I have been working on this Missouri Death certificate project for too long. That is the project of trying to find all that are possible to be found. I've found close to a hundred so far for the years between 1910 and 1960. When Missouri first released these death certificates, I pulled hundreds of them. Who knew that my Chinns and Kirtleys were so fruitful and multiplied so rapidly. I quickly located husbands, wives, sons, and daughters. That was the easy part of the project. The latter part, which I am working on now using my GenSmarts program requires a little bit more work. So, I find myself searching census records and marriage records hoping to prove or disprove, add or eliminate. So far, I've worked through over 700 people. Some get the little red X that says that no death record could be found, some get the ignore designation - because if some one's husband's last name is Smith, but I have no idea what his first name was, there is no point searching that name in the death record database. Others get the intriguing Revisit or the vaguer Plan to search. I've eliminated some families from the Missouri death records altogether because they moved out of state, or just drop off the face of the earth somewhere around 1910 (yeah, that could mean they died, but probably not in Missouri.)
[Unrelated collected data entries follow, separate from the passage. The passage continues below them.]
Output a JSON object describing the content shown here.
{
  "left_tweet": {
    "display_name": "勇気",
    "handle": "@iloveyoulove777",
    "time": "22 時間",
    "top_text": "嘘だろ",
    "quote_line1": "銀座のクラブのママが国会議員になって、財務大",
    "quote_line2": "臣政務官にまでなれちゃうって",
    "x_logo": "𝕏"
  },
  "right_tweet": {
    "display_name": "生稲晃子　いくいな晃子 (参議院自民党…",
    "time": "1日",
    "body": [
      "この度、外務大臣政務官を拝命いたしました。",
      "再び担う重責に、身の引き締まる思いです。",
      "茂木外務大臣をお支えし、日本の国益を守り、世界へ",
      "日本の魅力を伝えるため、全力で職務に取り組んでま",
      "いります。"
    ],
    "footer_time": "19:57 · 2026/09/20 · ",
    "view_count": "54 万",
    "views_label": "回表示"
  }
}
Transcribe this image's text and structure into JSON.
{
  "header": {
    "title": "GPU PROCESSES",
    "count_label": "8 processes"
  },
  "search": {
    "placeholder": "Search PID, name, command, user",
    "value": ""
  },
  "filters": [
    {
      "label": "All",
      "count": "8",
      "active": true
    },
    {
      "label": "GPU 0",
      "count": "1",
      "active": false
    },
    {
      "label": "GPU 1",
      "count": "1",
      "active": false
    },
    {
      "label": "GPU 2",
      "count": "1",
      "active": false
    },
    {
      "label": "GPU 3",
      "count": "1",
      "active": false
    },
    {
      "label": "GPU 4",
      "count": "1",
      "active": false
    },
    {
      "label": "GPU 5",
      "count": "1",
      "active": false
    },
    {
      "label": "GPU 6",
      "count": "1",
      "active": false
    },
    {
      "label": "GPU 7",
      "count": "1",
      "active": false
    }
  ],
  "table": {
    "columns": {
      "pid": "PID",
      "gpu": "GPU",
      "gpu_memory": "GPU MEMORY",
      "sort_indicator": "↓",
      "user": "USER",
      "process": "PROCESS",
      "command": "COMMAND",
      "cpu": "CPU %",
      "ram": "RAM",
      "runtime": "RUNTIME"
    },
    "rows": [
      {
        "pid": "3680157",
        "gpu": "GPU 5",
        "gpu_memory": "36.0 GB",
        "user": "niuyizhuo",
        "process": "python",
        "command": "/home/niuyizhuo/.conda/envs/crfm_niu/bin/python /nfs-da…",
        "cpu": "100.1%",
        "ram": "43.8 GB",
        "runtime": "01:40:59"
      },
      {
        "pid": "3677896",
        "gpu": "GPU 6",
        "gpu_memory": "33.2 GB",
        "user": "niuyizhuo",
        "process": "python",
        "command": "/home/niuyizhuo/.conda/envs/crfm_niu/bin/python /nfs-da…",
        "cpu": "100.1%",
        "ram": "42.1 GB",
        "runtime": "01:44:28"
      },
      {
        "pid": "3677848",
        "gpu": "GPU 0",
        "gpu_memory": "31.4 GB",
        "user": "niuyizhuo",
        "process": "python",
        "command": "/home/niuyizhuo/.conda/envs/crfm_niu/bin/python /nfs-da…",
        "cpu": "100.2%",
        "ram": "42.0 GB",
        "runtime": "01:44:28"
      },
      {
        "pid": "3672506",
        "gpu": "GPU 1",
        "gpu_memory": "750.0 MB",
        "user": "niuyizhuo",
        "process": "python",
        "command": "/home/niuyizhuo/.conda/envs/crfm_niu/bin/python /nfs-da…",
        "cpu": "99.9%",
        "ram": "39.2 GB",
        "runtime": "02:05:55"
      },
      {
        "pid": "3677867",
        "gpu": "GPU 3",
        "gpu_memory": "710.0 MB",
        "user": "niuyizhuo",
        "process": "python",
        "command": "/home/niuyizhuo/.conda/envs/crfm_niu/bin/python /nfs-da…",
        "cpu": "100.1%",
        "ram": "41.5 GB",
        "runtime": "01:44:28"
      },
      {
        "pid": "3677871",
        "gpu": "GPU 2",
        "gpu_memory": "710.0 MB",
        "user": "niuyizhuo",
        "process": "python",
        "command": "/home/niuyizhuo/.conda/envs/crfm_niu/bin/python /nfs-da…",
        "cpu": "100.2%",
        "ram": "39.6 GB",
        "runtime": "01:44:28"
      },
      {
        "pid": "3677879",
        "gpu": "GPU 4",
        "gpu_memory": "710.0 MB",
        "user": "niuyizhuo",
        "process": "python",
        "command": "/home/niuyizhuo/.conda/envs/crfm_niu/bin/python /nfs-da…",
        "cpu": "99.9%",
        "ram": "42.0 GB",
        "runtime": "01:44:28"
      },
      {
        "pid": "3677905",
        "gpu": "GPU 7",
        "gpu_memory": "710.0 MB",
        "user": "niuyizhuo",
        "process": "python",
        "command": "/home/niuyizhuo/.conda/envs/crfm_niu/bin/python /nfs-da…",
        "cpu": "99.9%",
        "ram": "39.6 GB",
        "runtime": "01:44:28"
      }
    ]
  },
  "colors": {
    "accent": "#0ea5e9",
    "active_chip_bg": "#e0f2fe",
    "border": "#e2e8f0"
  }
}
Today has been a real challenge and I have found a couple of hard-won records. And it is something I've tried to keep in mind while searching. For instance, Taylor Hibbs is really Robert Taylor Hibbs. Of course, I needed census records to confirm that, but for one or two records the man is listed as Taylor. I'm sure a hundred years or so ago, someone was sitting around thinking "I'll throw that family researcher off my scent." Hah. It didn't work. Gotcha.
Lesson learned: Don't skip looking at the actual census. Don't discount something because you didn't find the name you expected to see in the index. Lots of people are known by their middle names. I am not one of them!